Agung erupted again 3 July due to a minor strombolian explosion. 700 people living near the crater were evacuated. No flights were affected.

===December===
On the morning of 30 December, the volcano sent ash skywards as it erupted for about three minutes, spewing white clouds of smoke and ash more than 700 m into the air. Several villages in Bali were covered in a thin layer of ash, but no smoke or lava was detected coming from the volcano and no evacuation has been ordered.

== Major activity in 2019==
===January===
Agung erupted on 10 January, producing columns of volcanic ash. The summit of the volcano was covered by thick haze during eruption and thus the height of the ash could not be seen.

===February===
On 22 February, volcanic ash plume that rose up to estimated 14000 ft altitude or flight level 140

===March===
Explosive activity continues on 8 March or the day after Nyepi, with a volcanic ash plume that rose up to estimated 12000 ft altitude or flight level 120 and is moving at 10 knot in south east direction.

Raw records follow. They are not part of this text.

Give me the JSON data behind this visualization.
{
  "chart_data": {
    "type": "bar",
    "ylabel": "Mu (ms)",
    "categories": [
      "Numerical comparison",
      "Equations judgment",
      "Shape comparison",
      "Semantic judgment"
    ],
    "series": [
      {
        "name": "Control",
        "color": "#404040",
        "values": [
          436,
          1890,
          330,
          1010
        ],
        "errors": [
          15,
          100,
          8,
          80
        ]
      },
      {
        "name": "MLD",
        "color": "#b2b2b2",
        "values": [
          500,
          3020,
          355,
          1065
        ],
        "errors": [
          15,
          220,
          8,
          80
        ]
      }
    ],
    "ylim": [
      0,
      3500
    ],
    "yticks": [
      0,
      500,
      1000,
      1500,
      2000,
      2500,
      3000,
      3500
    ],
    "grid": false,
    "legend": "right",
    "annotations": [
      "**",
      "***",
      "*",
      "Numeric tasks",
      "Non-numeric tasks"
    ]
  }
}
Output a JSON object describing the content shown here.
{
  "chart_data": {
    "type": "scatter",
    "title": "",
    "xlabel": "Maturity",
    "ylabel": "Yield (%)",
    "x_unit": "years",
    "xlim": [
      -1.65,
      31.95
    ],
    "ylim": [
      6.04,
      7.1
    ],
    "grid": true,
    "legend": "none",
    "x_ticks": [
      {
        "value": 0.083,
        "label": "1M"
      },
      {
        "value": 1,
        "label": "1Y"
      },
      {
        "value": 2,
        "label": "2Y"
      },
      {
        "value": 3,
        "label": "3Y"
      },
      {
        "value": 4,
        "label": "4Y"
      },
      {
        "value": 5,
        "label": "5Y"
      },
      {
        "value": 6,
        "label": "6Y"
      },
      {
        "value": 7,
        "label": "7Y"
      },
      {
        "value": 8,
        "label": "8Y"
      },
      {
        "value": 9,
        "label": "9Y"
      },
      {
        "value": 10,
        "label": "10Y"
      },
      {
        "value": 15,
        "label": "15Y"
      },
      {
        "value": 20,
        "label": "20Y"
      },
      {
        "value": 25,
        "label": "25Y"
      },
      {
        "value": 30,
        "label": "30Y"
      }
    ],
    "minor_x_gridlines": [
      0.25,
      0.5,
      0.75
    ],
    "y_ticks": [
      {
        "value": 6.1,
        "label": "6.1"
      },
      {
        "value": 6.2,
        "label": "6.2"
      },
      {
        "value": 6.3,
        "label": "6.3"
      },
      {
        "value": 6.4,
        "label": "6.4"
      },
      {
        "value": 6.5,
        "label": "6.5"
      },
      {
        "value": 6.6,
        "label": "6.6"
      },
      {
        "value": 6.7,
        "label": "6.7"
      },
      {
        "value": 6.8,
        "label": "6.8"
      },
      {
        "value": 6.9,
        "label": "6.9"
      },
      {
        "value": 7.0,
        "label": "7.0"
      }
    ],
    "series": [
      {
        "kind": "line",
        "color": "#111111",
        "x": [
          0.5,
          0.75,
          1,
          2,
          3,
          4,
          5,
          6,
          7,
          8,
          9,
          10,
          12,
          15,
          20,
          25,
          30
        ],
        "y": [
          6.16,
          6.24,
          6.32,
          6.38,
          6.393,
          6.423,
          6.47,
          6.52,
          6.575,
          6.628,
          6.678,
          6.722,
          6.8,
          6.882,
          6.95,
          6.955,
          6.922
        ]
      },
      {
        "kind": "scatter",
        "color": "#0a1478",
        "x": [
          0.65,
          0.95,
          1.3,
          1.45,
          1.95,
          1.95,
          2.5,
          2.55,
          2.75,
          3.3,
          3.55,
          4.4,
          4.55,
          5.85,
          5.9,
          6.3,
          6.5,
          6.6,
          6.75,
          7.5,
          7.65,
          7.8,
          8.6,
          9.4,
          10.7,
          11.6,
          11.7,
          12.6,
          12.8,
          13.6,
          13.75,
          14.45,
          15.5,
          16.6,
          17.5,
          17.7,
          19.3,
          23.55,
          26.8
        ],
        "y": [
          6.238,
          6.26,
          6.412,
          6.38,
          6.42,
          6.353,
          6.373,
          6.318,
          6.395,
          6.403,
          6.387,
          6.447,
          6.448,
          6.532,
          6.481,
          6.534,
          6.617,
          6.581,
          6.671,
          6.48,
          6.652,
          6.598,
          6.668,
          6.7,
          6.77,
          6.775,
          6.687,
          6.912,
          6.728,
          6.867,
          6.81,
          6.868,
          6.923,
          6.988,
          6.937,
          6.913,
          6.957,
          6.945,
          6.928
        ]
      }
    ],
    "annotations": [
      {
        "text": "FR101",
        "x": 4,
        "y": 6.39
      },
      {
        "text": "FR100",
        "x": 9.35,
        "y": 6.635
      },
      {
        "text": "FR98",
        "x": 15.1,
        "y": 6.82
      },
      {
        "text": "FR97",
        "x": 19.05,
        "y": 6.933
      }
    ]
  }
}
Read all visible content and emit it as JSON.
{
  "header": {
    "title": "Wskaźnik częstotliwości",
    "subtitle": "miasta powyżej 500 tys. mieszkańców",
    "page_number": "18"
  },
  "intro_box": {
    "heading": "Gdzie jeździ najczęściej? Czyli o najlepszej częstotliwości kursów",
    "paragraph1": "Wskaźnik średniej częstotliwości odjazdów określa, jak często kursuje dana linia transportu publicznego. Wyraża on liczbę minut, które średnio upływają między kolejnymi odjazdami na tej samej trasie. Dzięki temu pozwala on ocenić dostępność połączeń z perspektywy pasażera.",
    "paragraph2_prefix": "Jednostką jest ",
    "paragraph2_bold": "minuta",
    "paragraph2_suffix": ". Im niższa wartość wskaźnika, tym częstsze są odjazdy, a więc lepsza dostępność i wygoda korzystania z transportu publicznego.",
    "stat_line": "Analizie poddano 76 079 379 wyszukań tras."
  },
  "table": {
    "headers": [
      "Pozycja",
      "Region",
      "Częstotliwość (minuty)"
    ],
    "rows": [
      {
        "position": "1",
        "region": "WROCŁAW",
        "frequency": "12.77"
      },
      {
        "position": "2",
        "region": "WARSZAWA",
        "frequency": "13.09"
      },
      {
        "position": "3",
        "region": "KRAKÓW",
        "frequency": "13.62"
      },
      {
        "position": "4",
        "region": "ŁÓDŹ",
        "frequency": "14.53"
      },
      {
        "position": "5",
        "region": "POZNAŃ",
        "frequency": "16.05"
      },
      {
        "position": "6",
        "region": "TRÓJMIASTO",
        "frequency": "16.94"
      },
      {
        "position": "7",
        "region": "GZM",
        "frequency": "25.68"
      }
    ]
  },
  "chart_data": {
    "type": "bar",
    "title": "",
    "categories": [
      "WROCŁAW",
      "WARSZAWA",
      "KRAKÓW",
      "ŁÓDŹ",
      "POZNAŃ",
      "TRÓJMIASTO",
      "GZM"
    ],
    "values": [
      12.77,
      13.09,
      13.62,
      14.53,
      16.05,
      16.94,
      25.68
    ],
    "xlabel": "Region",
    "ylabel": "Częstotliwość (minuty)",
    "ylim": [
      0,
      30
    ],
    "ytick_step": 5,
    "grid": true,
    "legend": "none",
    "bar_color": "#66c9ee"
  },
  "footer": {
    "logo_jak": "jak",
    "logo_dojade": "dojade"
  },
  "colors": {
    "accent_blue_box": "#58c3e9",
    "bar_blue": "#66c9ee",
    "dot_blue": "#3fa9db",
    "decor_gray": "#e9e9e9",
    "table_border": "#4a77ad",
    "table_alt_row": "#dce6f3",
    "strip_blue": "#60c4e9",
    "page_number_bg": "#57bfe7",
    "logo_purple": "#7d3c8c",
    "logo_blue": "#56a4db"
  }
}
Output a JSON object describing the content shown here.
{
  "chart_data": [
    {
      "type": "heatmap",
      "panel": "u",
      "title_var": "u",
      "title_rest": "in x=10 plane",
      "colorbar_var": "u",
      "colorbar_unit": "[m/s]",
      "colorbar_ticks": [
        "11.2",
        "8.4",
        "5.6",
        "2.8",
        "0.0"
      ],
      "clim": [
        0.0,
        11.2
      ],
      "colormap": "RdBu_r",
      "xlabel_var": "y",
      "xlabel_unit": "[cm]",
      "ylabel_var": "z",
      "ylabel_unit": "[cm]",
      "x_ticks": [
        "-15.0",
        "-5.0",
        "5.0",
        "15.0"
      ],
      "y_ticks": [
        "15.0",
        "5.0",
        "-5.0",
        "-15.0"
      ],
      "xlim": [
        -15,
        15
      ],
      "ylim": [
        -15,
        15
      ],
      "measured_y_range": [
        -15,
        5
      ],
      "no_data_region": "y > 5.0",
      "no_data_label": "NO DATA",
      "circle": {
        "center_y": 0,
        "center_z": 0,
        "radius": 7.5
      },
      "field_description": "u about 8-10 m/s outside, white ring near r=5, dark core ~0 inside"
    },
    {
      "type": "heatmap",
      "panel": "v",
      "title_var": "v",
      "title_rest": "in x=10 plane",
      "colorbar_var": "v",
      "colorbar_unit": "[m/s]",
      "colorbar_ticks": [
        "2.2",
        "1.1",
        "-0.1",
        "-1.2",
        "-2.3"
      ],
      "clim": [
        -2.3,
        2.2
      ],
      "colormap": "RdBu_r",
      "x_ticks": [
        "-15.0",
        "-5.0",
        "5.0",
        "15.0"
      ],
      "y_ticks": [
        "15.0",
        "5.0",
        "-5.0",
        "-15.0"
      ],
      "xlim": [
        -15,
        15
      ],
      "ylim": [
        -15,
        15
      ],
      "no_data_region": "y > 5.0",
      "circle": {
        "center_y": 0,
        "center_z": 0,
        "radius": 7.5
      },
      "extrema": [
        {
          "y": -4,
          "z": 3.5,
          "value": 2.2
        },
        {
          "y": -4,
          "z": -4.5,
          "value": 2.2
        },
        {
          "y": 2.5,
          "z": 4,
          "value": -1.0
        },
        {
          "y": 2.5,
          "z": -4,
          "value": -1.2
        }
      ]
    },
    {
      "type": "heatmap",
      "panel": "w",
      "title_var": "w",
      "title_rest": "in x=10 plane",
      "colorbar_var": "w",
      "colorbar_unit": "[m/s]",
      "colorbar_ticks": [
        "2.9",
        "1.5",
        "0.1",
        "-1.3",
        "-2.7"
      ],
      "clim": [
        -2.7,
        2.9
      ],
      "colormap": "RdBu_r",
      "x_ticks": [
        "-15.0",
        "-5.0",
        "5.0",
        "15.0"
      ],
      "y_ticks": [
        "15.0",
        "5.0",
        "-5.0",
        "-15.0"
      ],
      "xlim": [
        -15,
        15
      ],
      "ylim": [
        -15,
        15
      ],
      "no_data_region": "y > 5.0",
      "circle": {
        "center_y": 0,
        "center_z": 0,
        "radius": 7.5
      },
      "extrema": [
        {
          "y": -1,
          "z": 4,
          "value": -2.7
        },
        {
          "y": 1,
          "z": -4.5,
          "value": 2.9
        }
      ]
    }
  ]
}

Mt. Agung erupted again on 28 March. Bali's I Gusti Ngurah Rai International Airport operated normally despite the eruption, as the airspace above the airport was declared clear of volcanic ash based on a paper test.

===April===
A 2,000 m high column of ash erupted out of Agung on 3 April 2019. The Center for Volcanology and Geological Hazard Mitigation (PVMBG) maintained the volcano's alert level at "stay on alert", the third level of the four-tiered alert system. The center also set the danger zone at a 4 km radius from the crater.

===May===
In late May 2019 an eruption spewed lava and rocks over about 3 km, with some ash fall on nearby villages and temporarily interrupting international flights.

===June===
Another explosion occurred at the volcano at 13 June 2019, 01:38 local time. A Vulcanian eruption ejected much incandescent material to distances of at least 700 m from the crater and generated an ash plume that rose to 30,000 ft altitude and drifting south over Denpasar.

According to PVMBG, the eruption lasted almost 10 minutes, marking it one of the longest in the recent series of such Vulcanian explosions.
A small earthquake swarm and slight inflation on 12 June 2019 preceded the eruption.

==Impact==
The 2017 eruption caused some 40,000 people to be evacuated from 22 villages around Mount Agung. It also caused surrounding airports to be closed. Lombok International Airport, on the neighboring island of Lombok, closed on 26 November, but was reopened the next morning, only to be closed again on 30 November. Lombok's airport reopened on 1 December. Ngurah Rai International Airport, located at the southern tip of the island and southwest of the volcano, closed on 27 November. More than 450 flights were canceled and about 75,000 passengers were affected. The airport was reopened on 29 November. This eruption also caused a decline in tourism on Bali by about 30%.